ACP’s legislative agenda for 2008 includes a determined lobbying campaign on behalf of legislation to level the playing field between independents and big chain pharmacies through passage of House bill 971. The bill, which failed to pass last year, would eliminate the antitrust barriers that prevent small and independent pharmacies from negotiating collectively with pharmacy benefit managers.

Not surprisingly, the pharmacy benefit management industry’s chief lobbying group has drawn a different conclusion altogether from the OIG report. Hewing to its theme that independent pharmacy operators are overpaid for their services, the Pharmaceutical Care Management Association is citing the report as proof that those claims are justified.

“This report will raise eyebrows among policy makers who have been led to believe that independent pharmacists were in dire straits because of the Medicare drug benefit,” said PCMA president and chief executive officer Mark Merritt. “It runs counter to rhetoric from the independent drug store lobby on the need for costly legislation granting pharmacies special antitrust exemptions and payment cycles that are twice as fast as those received by doctors and hospitals.”

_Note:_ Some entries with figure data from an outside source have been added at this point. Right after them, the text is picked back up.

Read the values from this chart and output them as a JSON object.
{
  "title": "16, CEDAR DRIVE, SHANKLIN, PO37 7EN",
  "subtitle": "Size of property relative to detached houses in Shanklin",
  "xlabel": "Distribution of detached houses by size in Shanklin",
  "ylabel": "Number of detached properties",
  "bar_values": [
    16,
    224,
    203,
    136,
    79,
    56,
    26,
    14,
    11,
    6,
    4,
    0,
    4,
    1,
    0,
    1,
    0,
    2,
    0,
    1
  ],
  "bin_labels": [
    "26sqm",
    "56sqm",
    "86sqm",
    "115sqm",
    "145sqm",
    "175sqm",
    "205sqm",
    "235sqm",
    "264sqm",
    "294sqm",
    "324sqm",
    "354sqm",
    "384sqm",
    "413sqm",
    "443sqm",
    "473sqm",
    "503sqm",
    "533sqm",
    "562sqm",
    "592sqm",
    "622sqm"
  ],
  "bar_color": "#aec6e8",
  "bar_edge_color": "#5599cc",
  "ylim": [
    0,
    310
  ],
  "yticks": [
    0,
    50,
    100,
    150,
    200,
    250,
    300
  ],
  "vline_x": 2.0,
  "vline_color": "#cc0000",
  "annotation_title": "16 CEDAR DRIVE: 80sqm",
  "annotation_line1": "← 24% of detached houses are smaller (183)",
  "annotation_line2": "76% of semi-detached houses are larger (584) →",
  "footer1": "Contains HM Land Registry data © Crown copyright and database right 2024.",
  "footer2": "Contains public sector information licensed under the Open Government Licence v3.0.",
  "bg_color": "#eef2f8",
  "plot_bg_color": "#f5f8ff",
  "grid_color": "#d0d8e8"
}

That kind of attack is sure to inflame an already adversarial relationship between the PBM industry and the community pharmacies on which PBMs build their pharmacy service provider networks—networks they then market to health plan payers. Ignoring the costs retail pharmacies must incur to stay in business and dispense medications, PCMA also noted, “Independent pharmacies are paid an average of 18 percent more by Part D plans than their acquisition costs for medicine.” Further, the group argued, “Two-thirds of community pharmacies belong to group purchasing organizations that allow them to collectively bargain—and achieve—higher Part D reimbursement rates.”